Because of the complexities in scripting and shooting “Young Indiana,” ABC reluctantly agreed to let Lucas know by April 15 whether the network would pick up the series for a second season, even though other new TV series won’t be notified until May.

“Well, they don’t have any choice,” Lucas said. “I mean, I can’t do it any other way. We went through a little dance. And I said, ‘Hey, if I could part the seas I would, but I can’t.’ These shows cannot be done any other way because we’re all over the globe. It’s a massive logistic nightmare. To get it done on schedule and budget you have to have the lead time.”
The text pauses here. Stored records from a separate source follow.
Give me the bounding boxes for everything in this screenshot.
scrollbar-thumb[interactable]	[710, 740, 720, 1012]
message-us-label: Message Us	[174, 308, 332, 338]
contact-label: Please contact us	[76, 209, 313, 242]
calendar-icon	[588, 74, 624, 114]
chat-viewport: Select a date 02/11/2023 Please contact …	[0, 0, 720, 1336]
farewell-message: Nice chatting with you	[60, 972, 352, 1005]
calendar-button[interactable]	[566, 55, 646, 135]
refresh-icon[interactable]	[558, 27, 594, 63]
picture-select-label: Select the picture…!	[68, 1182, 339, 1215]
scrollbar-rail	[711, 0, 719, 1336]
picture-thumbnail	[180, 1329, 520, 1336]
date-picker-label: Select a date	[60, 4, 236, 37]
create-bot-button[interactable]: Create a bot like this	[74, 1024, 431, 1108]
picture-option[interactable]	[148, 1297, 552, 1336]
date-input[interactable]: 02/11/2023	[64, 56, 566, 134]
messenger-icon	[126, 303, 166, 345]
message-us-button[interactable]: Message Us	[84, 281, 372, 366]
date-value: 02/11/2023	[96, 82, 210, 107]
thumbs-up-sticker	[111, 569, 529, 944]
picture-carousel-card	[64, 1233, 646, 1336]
Location scouting and casting has already begun for the next 22 episodes. If Lucas gets a second-season commitment from ABC, shooting will commence “literally the next day.” Should ABC cancel “Young Indiana,” Lucas said he has been putting pressure on Paramount to proceed forward with the series in first-run syndication or on a different network.

For the moment, Lucas seems unconcerned about the fate of his series on ABC. He just keeps plowing ahead. Listening to him talk about “Young Indiana,” there’s almost a sense that this is one great big adventure for him.

“I’ve never had to do a movie because I needed the job,” Lucas said. “Fortunately all my life I have been in that position. I’ve always done it because I really care about something that in a lot of cases nobody else cares about. And I have to struggle to get it done, but I’ve always been successful that way.”

“The Young Indiana Jones Chronicles” premieres with a two-hour episode airing Wednesday at 8 p.m. and repeating Saturday at 8 p.m. on ABC.

The series will normally air Wednesdays at 9 p.m.